梅津は自力で立てない斎藤を若い衆に両脇を持たせ、イチモツを作業机に取り付けた万力に置いた。
「柔らかいと逆に痛いぞ?」
梅津は冗談を言って笑うと、ゆっくりと万力のハンドルを締め始めた。
「フーッ!フーッ!」
徐々に自分のイチモツが万力に挟まれそうになり、斎藤はついに目で訴え始めた。
「え?話す気になったのか?」
斎藤は首を縦に何度も降って涙をボタボタ溢す。
梅津は斎藤のイチモツを万力の外に置くと、亀頭めがけて金槌で叩いた。
(ダーーン!!!)
「!!!!!!!」
「バカか。時間切れだよ。」
大島は渡した紙に俺の質問に対する答えを全て書いて永田に渡した。
「会長、案外近いですよ。」
「貸せ。」
"弾いた連中は大原連合の木戸、早坂"
"山田さんは東台のあぱーと 山ざき荘"
"お願いしますたすけて"
俺は山田の場所に単身、向かう事にした。
「会長、しかし東台って事は…。
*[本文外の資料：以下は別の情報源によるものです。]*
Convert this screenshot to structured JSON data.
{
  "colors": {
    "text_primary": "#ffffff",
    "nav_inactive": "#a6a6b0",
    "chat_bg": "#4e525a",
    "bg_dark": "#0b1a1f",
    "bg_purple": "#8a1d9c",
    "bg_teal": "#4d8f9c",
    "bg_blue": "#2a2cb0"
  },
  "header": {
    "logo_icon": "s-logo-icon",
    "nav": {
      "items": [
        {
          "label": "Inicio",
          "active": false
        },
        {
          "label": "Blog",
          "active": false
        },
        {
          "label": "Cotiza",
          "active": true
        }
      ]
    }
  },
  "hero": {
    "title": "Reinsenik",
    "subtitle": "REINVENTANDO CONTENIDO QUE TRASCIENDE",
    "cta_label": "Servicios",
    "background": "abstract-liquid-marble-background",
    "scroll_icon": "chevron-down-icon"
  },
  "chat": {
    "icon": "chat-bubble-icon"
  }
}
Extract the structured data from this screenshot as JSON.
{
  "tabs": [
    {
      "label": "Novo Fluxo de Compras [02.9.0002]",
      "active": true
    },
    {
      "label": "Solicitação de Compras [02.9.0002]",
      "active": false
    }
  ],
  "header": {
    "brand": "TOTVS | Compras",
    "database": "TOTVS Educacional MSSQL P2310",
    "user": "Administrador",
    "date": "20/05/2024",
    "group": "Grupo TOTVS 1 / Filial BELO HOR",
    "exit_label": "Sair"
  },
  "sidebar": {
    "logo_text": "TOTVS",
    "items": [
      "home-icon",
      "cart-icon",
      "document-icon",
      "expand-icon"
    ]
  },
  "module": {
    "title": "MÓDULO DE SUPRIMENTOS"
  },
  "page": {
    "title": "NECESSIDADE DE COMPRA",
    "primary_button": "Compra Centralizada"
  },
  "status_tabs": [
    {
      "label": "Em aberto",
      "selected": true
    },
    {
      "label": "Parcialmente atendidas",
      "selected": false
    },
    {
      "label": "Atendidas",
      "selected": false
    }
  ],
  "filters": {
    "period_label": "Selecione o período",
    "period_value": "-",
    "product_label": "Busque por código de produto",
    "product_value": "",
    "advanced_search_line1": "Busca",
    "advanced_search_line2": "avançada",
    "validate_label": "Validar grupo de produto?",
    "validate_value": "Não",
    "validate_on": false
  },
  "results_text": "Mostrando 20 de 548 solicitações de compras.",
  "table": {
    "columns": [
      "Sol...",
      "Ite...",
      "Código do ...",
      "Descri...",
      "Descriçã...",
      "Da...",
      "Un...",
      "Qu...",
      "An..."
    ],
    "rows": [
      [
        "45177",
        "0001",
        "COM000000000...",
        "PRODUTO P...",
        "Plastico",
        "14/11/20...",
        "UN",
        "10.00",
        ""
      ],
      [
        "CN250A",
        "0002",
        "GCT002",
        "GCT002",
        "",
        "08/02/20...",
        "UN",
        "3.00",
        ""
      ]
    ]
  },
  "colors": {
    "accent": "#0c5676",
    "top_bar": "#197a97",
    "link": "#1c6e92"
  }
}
」
永田はここから先は総長に任せるべきだと言ったが、俺は聴く耳を持たなかった。
「おい。写真だせ写真。」
俺は何枚かの写真を若い衆から出させると、大島に見せた。
「お前、正直に応えたから許してやる。ただ嘘だったらコイツらあそこの斎藤くんみたいになっちゃうぞ。」
俺はそう言うと、事前に撮らせた大島の家族の写真を見せた。
「ウンウンウン!!」
チンピラと言えども流石に家族を出すと弱いものだ。
大島は写真を見ると大粒の涙を見せて何度も頷いた。
「ゥエーーー!」
一方の斎藤はゲロを吐き始めた。
手拭いの隙間からドボドボと溢れるゲロは、下半身から流れる血と混ざって、地面を這うように広がっていく。
「梅津。俺はこれから山田を殺りに行く。お前は後始末を頼む、大島は殺すな。」
大島は安堵の表情を浮かべたが、それも束の間。
(ブチッ!!)
「ッーーー!?」
人を安心させたところから一気に地獄に落とすのは気持ちが良い。
俺は釘を大島の片目に突き刺した。
「ンッ!ンーー!!!!」
地面をのたうち回る大島を見て、俺は笑いを堪えきれなかった。
「会長。総長との約束のハズです、大原の不良が東台に居るのは不自然です。一旦引き上げましょう。」
永田と宮川は俺にこれ以上の報復は必要ないと、しつこく迫ってきた。
「お前らヤクザやって何年だ?これくらいのヤキ黙ってみてやがって。根性ねぇな、なんだ?
イモ引いてんなら本家帰って違う奴連れて来いよ。」
俺の嫌味に2人は完全に黙ってしまった。
まぁ、本家の「精鋭」もこんなもんだ。
「バチッ!バチッ!」
梅津は相変わらず、斎藤を痛めつける。
「梅津!頼んだぞ!」
梅津は斎藤の歯に鉄棒を当てると上から金槌で歯を一本ずつ叩いては歯をへし折っていた。
斎藤の顔に生気はなく、恐らく死んでるだろう。
「ヴェーー!」
大島は片目を抑えながらゲロを吐いた。
足はロープで縛ってあって、逃げる事は出来ない。
「会長、ではお供します。」
永田の申し出は面倒ではあったが、何かと使えそうなので俺は永田を連れて工場を後にした。
外はもう日が出始めていた。
「こんな時間か。」
時計は6時前を指していた。
「今日は祭りだな、まったく良い"前夜祭"だったよ。」
俺は永田の運転する車で、東台に向けて走り出した。